So, I'm passing a pointer to A::printA in line 35 to
B::printB. The called member function printB of object
myB than should deference the passed function pointer
(line 13, not working yet) to invoke again a function
(A::printfA) of the original caller. Thus, myA invokes
myB which in turn invokes myA again.
My first question concerns line 35. What exactly is the
address of &A::printA? When I forward this value to "cout",
(cout << &A::printA) I get the output "1" and not an
address.
Probably you did print "true" because the memberfunction is not null.
Apart from that, I do not see what interest you could have in getting
its adress. If it is out of curiosity, I would recommend you to
examine the value in a debugger instead.
Since A::printA is a non-static member function,
it cannot be considered independent of a concrete object.

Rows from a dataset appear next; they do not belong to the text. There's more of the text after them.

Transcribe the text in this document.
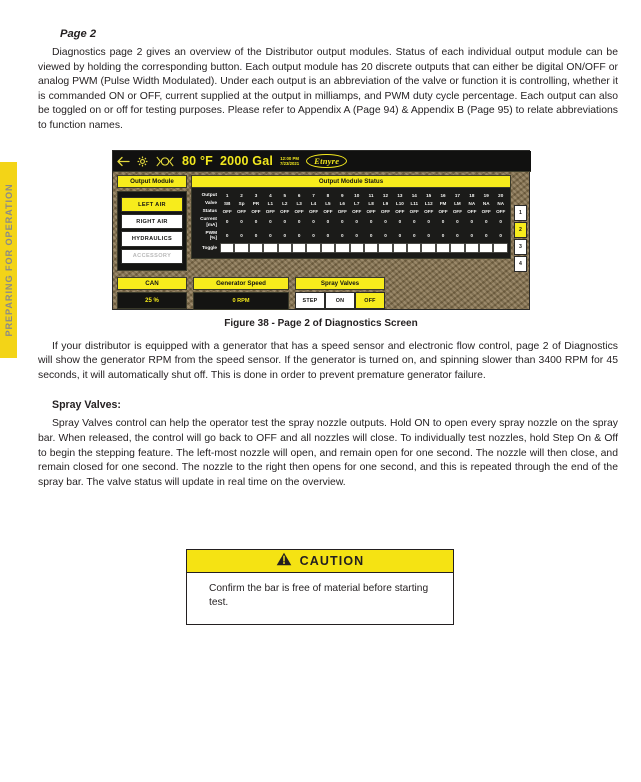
PREPARING FOR OPERATION
Page 2

Diagnostics page 2 gives an overview of the Distributor output modules. Status of each individual output module can be viewed by holding the corresponding button. Each output module has 20 discrete outputs that can either be digital ON/OFF or analog PWM (Pulse Width Modulated). Under each output is an abbreviation of the valve or function it is controlling, whether it is commanded ON or OFF, current supplied at the output in milliamps, and PWM duty cycle percentage. Each output can also be toggled on or off for testing purposes. Please refer to Appendix A (Page 94) & Appendix B (Page 95) to relate abbreviations to function names.

If your distributor is equipped with a generator that has a speed sensor and electronic flow control, page 2 of Diagnostics will show the generator RPM from the speed sensor. If the generator is turned on, and spinning slower than 3400 RPM for 45 seconds, it will automatically shut off. This is done in order to prevent premature generator failure.

Spray Valves:

Spray Valves control can help the operator test the spray nozzle outputs. Hold ON to open every spray nozzle on the spray bar. When released, the control will go back to OFF and all nozzles will close. To individually test nozzles, hold Step On & Off to begin the stepping feature. The left-most nozzle will open, and remain open for one second. The nozzle will then close, and remain closed for one second. The nozzle to the right then opens for one second, and this is repeated through the end of the spray bar. The valve status will update in real time on the overview.

80 °F 2000 Gal 12:00 PM
7/23/2021	Etnyre
Output Module
LEFT AIR
RIGHT AIR
HYDRAULICS
ACCESSORY
CAN
25 %
Output Module Status
Output	1	2	3	4	5	6	7	8	9	10	11	12	13	14	15	16	17	18	19	20
Valve	SB	Sp	PR	L1	L2	L3	L4	L5	L6	L7	L8	L9	L10	L11	L12	FM	LM	NA	NA	NA
Status	OFF	OFF	OFF	OFF	OFF	OFF	OFF	OFF	OFF	OFF	OFF	OFF	OFF	OFF	OFF	OFF	OFF	OFF	OFF	OFF
Current
[mA]	0	0	0	0	0	0	0	0	0	0	0	0	0	0	0	0	0	0	0	0
PWM
[%]	0	0	0	0	0	0	0	0	0	0	0	0	0	0	0	0	0	0	0	0
Toggle	

Generator Speed
0 RPM
Spray Valves
STEP	ON	OFF
1
2
3
4
Figure 38 - Page 2 of Diagnostics Screen
CAUTION
Confirm the bar is free of material before starting test.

Yes it can. A memberfunction is not connected to any concrete object.
I will come back to that later.
Thus, I would assume that &AA::printA is an offset which
must be added to the memory address where a concrete
object of class A is allocated. Adding the start address
and the offset would result in the address where the
function printA of an individual object of class A is
located.
I am not sure I can decipher the above, but if your understanding is
that a memberfunction somehow is placed inside an object, your
understanding is wrong. A memberfunction is does not take up any space
in an object.
And this brings me to my second question concerning line
13. When I try to compiler this code, I get the compiler error:
error: must use .* or ->* to call pointer-to-member function in `func (...=
)'
(repeating offensive code)
11 void B::printB( void (A::*func)(void) )
12 {
13 *func(); // not working
14 }
15
This is because your perception of a member-function pointer is wrong.
A member-function pointer is a pointer that can be used to call a
memberfunction oon all objects of the given type. But you have to
provide an object. So your code should have been somewhat like:
11 void B::printB( A *a, void (A::*func)(void) )
12 {
13 (a->*func)();
14 }
15
I assume the problem is that the function pointer "func" has
no reference to a concrete object of class A (myA in this case).
So, the function cannot be invoked. How can I solve this?
Do I have to pass the address of myA to B::printB?
Something like "myB.printB( &A::printA, this );" in line 35
and than use the pointer in "this" to invoke func?
Exactly.
/Peter